Ils sont comme d'habitude. Pau Debón avec cette façon de chanter qui l'aurait fait échouer dans un concours de talents, duquel personne n'aurait osé expulser Joan Miquel Oliver car il joue très bien de la guitare et a un look dérangeant. Joan Roca, avec sa basse solide comme un phare, ressemble de plus en plus à Ron Perlman, tandis que Jaume Manresa ressemble à un musicien de manuel avec ces cheveux ébouriffés, mais aussi à un scientifique excentrique ou au professeur que tout adolescent rêverait d'avoir. Pere Debón, le seul qui ne trompe peut-être pas, ressemble à ce qu'il est, un ouvrier manuel, un batteur qui a quatre mains, dont deux avec des chaussettes. Et cette personnalité qui commence déjà avec son apparence nous amène à nous poser des questions dans le jeu des miroirs de ses paroles et de sa musique, sa grande contribution.
Avec une joie qui n’est pas dénuée de retenue, Antònia Font chante des histoires non linéaires, des poèmes visuels qui s’accumulent sur la table comme les copeaux d’un crayon qu’on taille. Une pop lumineuse et parfois expansive qui parle de solitude, de petits Martiens, d’abandon, d’aviateurs lascifs, de beauté, si petite soit-elle, de la vie quotidienne et, finalement, du sens de la vie. Aucune évidence, même lorsqu’il est question de progrès.

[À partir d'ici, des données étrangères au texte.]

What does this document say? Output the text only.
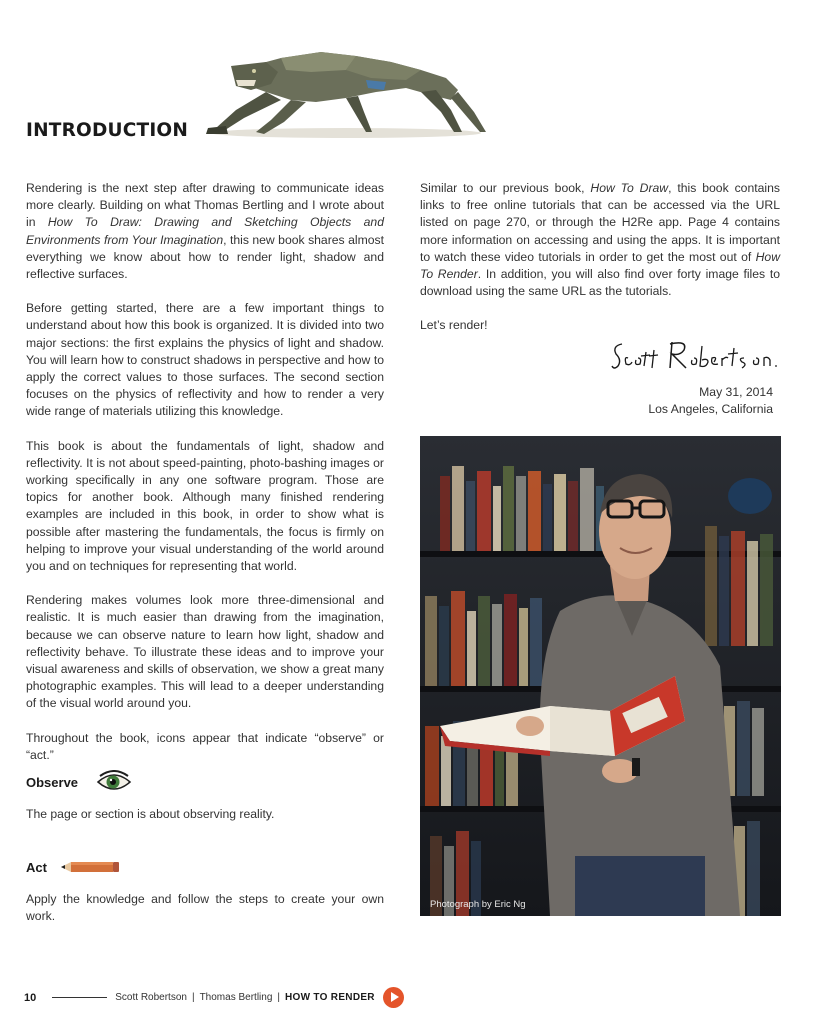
INTRODUCTION

Rendering is the next step after drawing to communicate ideas more clearly. Building on what Thomas Bertling and I wrote about in How To Draw: Drawing and Sketching Objects and Environments from Your Imagination, this new book shares almost everything we know about how to render light, shadow and reflective surfaces.

Before getting started, there are a few important things to understand about how this book is organized. It is divided into two major sections: the first explains the physics of light and shadow. You will learn how to construct shadows in perspective and how to apply the correct values to those surfaces. The second section focuses on the physics of reflectivity and how to render a very wide range of materials utilizing this knowledge.

This book is about the fundamentals of light, shadow and reflectivity. It is not about speed-painting, photo-bashing images or working specifically in any one software program. Those are topics for another book. Although many finished rendering examples are included in this book, in order to show what is possible after mastering the fundamentals, the focus is firmly on helping to improve your visual understanding of the world around you and on techniques for representing that world.

Rendering makes volumes look more three-dimensional and realistic. It is much easier than drawing from the imagination, because we can observe nature to learn how light, shadow and reflectivity behave. To illustrate these ideas and to improve your visual awareness and skills of observation, we show a great many photographic examples. This will lead to a deeper understanding of the visual world around you.

Throughout the book, icons appear that indicate “observe” or “act.”

Observe

The page or section is about observing reality.

Act

Apply the knowledge and follow the steps to create your own work.

Similar to our previous book, How To Draw, this book contains links to free online tutorials that can be accessed via the URL listed on page 270, or through the H2Re app. Page 4 contains more information on accessing and using the apps. It is important to watch these video tutorials in order to get the most out of How To Render. In addition, you will also find over forty image files to download using the same URL as the tutorials.

Let’s render!

May 31, 2014
Los Angeles, California
Photograph by Eric Ng
10	Scott Robertson | Thomas Bertling | HOW TO RENDER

Une jeune femme, captivée comme tant d'autres, n'a pas arrêté de chanter tout au long du spectacle, 33 chansons durant lesquelles elle n'a cessé de sourire que lors des pauses entre les rappels et pour retoucher son rouge à lèvres. L'intégralité du concert. Comme presque tout le monde. Pau a demandé combien de personnes ne les avaient pas encore vus en live : pas plus de 30 bras se sont levés. Celui qui essaie, répète. C'est une fête, mais à mesure que vous la suivez, votre visage ne s'adoucit pas ; les paroles provoquent une vibration intérieure.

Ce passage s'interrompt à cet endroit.